In reality, law enforcement is always going to be part of an effective response to antisocial behavior, because people who engage in that behavior both are likely to end up interacting with the criminal-justice system—what our colleague Stephen Eide describes in his book as the safety net below the safety net—and because the sort of person who thinks it’s okay to pee on the street is not likely to go along with a social-services program voluntarily. When you take that element of coercion out, you make it harder for the rest of the system to do its job.

So it is unsurprising to me that cities like San Francisco or Los Angeles or New York, which often spend vast sums of money on street outreach, homelessness services, drug treatment, and the like, still struggle with public disorder, because they are hostile to enforcement. But—and this is the lesson of the Boudin recall—voters care enormously about quality of life. In criminologist Wesley Skogan’s classic survey of police-community meetings, he finds that residents are primarily concerned not with violent or even property crime, but with disorder. Crime, particularly violent crime, is rare—your absolute risk of being victimized is quite low, particularly if you are not part of social networks routinely engaged in violence. Disorder, by contrast, is something everybody sees. In San Francisco, violence is actually not that bad by comparison with other major cities (mostly because the Bay Area’s real violence problem is in Oakland), but voters were still extremely frustrated because visible disorder was rampant.

You’ve lived in the Washington, D.C. region for many years. Do you see a similar political dynamic at play there?

Strictly speaking, I live in the D.C. suburbs, and don’t spend a huge amount of time in the city, though I did live there for just shy of three years between 2016 and 2019. But, yes, D.C. has a growing disorder problem. Unsheltered homelessness was up in January 2020 versus January 2015, when Mayor Muriel Bowser took office, and dozens of homeless encampments have emerged. The drug-overdose death rate was 60.6 per 100,000 in 2020—more than four times what it was a decade before. Dirt-bike racing, which happens frequently because the Metropolitan Police Department is prohibited from engaging in high-speed chases, is a regular public nuisance. Public disorder is, in my view, largely a choice by policymakers—something they agree to tolerate. In D.C., you see a fair amount of sorting, as people like me simply choose to move out to the Maryland or Virginia suburbs. But voting with the feet depletes the tax base, so it’s still something policymakers need to worry about.

You and Aaron Sibarium recently started a podcast called “Institutionalized.” What’s behind the name, and what is the show about?

There’s this tendency, on both sides of the aisle but particularly on the right, to think about the world purely in terms of ideas and emotions. College students compulsively cancel one another, for example, because they have been influenced by their professors’ wrongheaded ideas, or because they’re just irrational and weren’t taught how to think about themselves as people with agency. Aaron and I both view this kind of analysis as misguided. Why do people have wrong ideas? What is inducing them to behave irrationally? Our goal is to dig into those questions; to get our guests, and our listeners, to think about institutional and structural determinants; to go from the appearance of things to how things actually are.

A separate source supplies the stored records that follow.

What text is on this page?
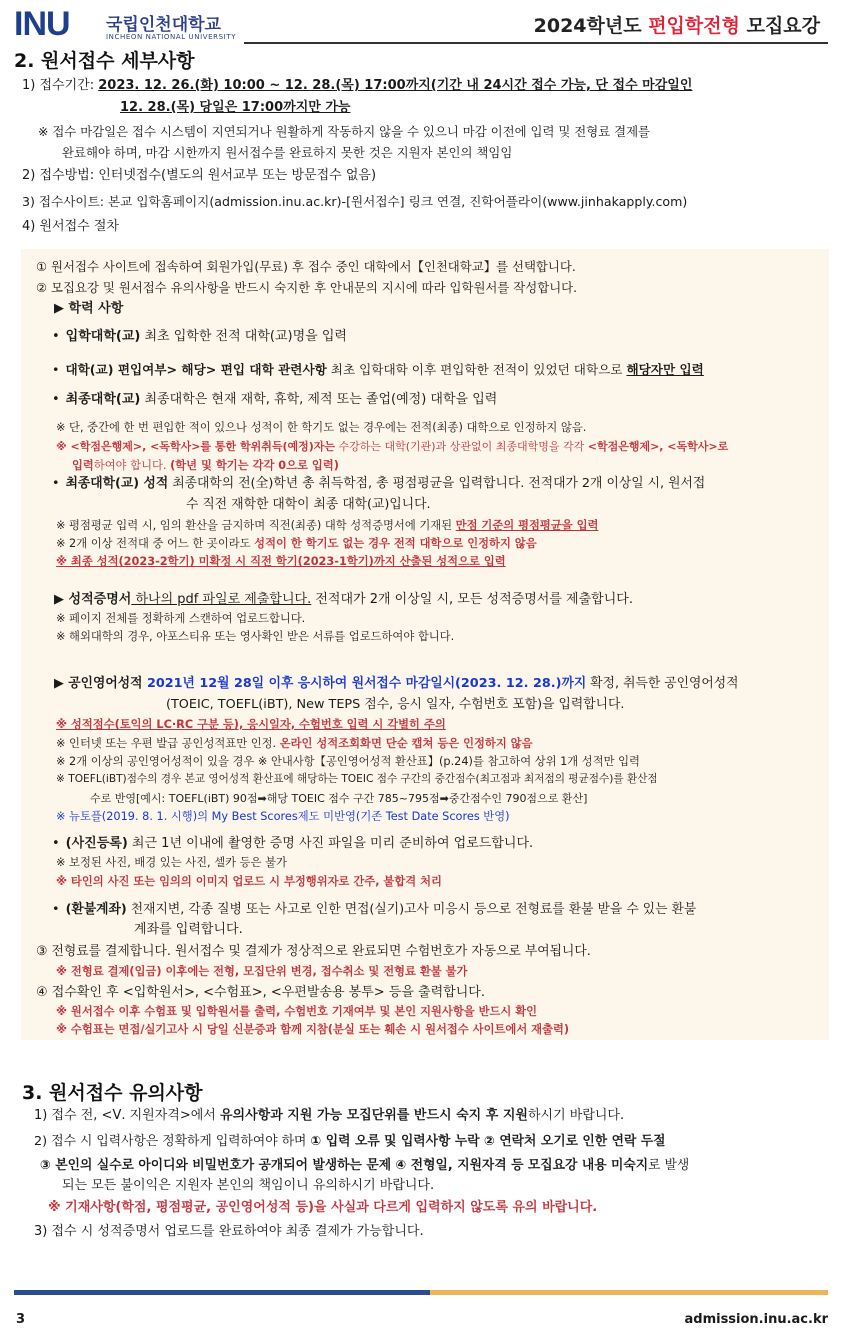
INU 국립인천대학교
INCHEON NATIONAL UNIVERSITY	2024학년도 편입학전형 모집요강
2. 원서접수 세부사항
1) 접수기간: 2023. 12. 26.(화) 10:00 ~ 12. 28.(목) 17:00까지(기간 내 24시간 접수 가능, 단 접수 마감일인
12. 28.(목) 당일은 17:00까지만 가능
※ 접수 마감일은 접수 시스템이 지연되거나 원활하게 작동하지 않을 수 있으니 마감 이전에 입력 및 전형료 결제를
완료해야 하며, 마감 시한까지 원서접수를 완료하지 못한 것은 지원자 본인의 책임임
2) 접수방법: 인터넷접수(별도의 원서교부 또는 방문접수 없음)
3) 접수사이트: 본교 입학홈페이지(admission.inu.ac.kr)-[원서접수] 링크 연결, 진학어플라이(www.jinhakapply.com)
4) 원서접수 절차
① 원서접수 사이트에 접속하여 회원가입(무료) 후 접수 중인 대학에서【인천대학교】를 선택합니다.
② 모집요강 및 원서접수 유의사항을 반드시 숙지한 후 안내문의 지시에 따라 입학원서를 작성합니다.
▶ 학력 사항
• 입학대학(교) 최초 입학한 전적 대학(교)명을 입력
• 대학(교) 편입여부> 해당> 편입 대학 관련사항 최초 입학대학 이후 편입학한 전적이 있었던 대학으로 해당자만 입력
• 최종대학(교) 최종대학은 현재 재학, 휴학, 제적 또는 졸업(예정) 대학을 입력
※ 단, 중간에 한 번 편입한 적이 있으나 성적이 한 학기도 없는 경우에는 전적(최종) 대학으로 인정하지 않음.
※ <학점은행제>, <독학사>를 통한 학위취득(예정)자는 수강하는 대학(기관)과 상관없이 최종대학명을 각각 <학점은행제>, <독학사>로
입력하여야 합니다. (학년 및 학기는 각각 0으로 입력)
• 최종대학(교) 성적 최종대학의 전(全)학년 총 취득학점, 총 평점평균을 입력합니다. 전적대가 2개 이상일 시, 원서접
수 직전 재학한 대학이 최종 대학(교)입니다.
※ 평점평균 입력 시, 임의 환산을 금지하며 직전(최종) 대학 성적증명서에 기재된 만점 기준의 평점평균을 입력
※ 2개 이상 전적대 중 어느 한 곳이라도 성적이 한 학기도 없는 경우 전적 대학으로 인정하지 않음
※ 최종 성적(2023-2학기) 미확정 시 직전 학기(2023-1학기)까지 산출된 성적으로 입력
▶ 성적증명서 하나의 pdf 파일로 제출합니다. 전적대가 2개 이상일 시, 모든 성적증명서를 제출합니다.
※ 페이지 전체를 정확하게 스캔하여 업로드합니다.
※ 해외대학의 경우, 아포스티유 또는 영사확인 받은 서류를 업로드하여야 합니다.
▶ 공인영어성적 2021년 12월 28일 이후 응시하여 원서접수 마감일시(2023. 12. 28.)까지 확정, 취득한 공인영어성적
(TOEIC, TOEFL(iBT), New TEPS 점수, 응시 일자, 수험번호 포함)을 입력합니다.
※ 성적점수(토익의 LC·RC 구분 등), 응시일자, 수험번호 입력 시 각별히 주의
※ 인터넷 또는 우편 발급 공인성적표만 인정. 온라인 성적조회화면 단순 캡쳐 등은 인정하지 않음
※ 2개 이상의 공인영어성적이 있을 경우 ※ 안내사항【공인영어성적 환산표】(p.24)를 참고하여 상위 1개 성적만 입력
※ TOEFL(iBT)점수의 경우 본교 영어성적 환산표에 해당하는 TOEIC 점수 구간의 중간점수(최고점과 최저점의 평균점수)를 환산점
수로 반영[예시: TOEFL(iBT) 90점➡해당 TOEIC 점수 구간 785~795점➡중간점수인 790점으로 환산]
※ 뉴토플(2019. 8. 1. 시행)의 My Best Scores제도 미반영(기존 Test Date Scores 반영)
• (사진등록) 최근 1년 이내에 촬영한 증명 사진 파일을 미리 준비하여 업로드합니다.
※ 보정된 사진, 배경 있는 사진, 셀카 등은 불가
※ 타인의 사진 또는 임의의 이미지 업로드 시 부정행위자로 간주, 불합격 처리
• (환불계좌) 천재지변, 각종 질병 또는 사고로 인한 면접(실기)고사 미응시 등으로 전형료를 환불 받을 수 있는 환불
계좌를 입력합니다.
③ 전형료를 결제합니다. 원서접수 및 결제가 정상적으로 완료되면 수험번호가 자동으로 부여됩니다.
※ 전형료 결제(입금) 이후에는 전형, 모집단위 변경, 접수취소 및 전형료 환불 불가
④ 접수확인 후 <입학원서>, <수험표>, <우편발송용 봉투> 등을 출력합니다.
※ 원서접수 이후 수험표 및 입학원서를 출력, 수험번호 기재여부 및 본인 지원사항을 반드시 확인
※ 수험표는 면접/실기고사 시 당일 신분증과 함께 지참(분실 또는 훼손 시 원서접수 사이트에서 재출력)
3. 원서접수 유의사항
1) 접수 전, <Ⅴ. 지원자격>에서 유의사항과 지원 가능 모집단위를 반드시 숙지 후 지원하시기 바랍니다.
2) 접수 시 입력사항은 정확하게 입력하여야 하며 ① 입력 오류 및 입력사항 누락 ② 연락처 오기로 인한 연락 두절
③ 본인의 실수로 아이디와 비밀번호가 공개되어 발생하는 문제 ④ 전형일, 지원자격 등 모집요강 내용 미숙지로 발생
되는 모든 불이익은 지원자 본인의 책임이니 유의하시기 바랍니다.
※ 기재사항(학점, 평점평균, 공인영어성적 등)을 사실과 다르게 입력하지 않도록 유의 바랍니다.
3) 접수 시 성적증명서 업로드를 완료하여야 최종 결제가 가능합니다.
3	admission.inu.ac.kr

Who has been your favorite guest on the show so far?

It’s actually one of our less popular episodes: political scientist David Skarbek. He is the author of several books: on how order is created in prisons, on prison gangs in the California prison system, and on prison order in the comparative international context. His argument, basically, is that order in prisons emerges out of rational structures of governance. Under his theory, for example, prison gangs exist because they provide governance—mediating disputes, guaranteeing property rights, and so on—where no formal structures exist to do so. So studying prisons actually tells us a great deal about how governance works, both in other low-formal-governance contexts and in general.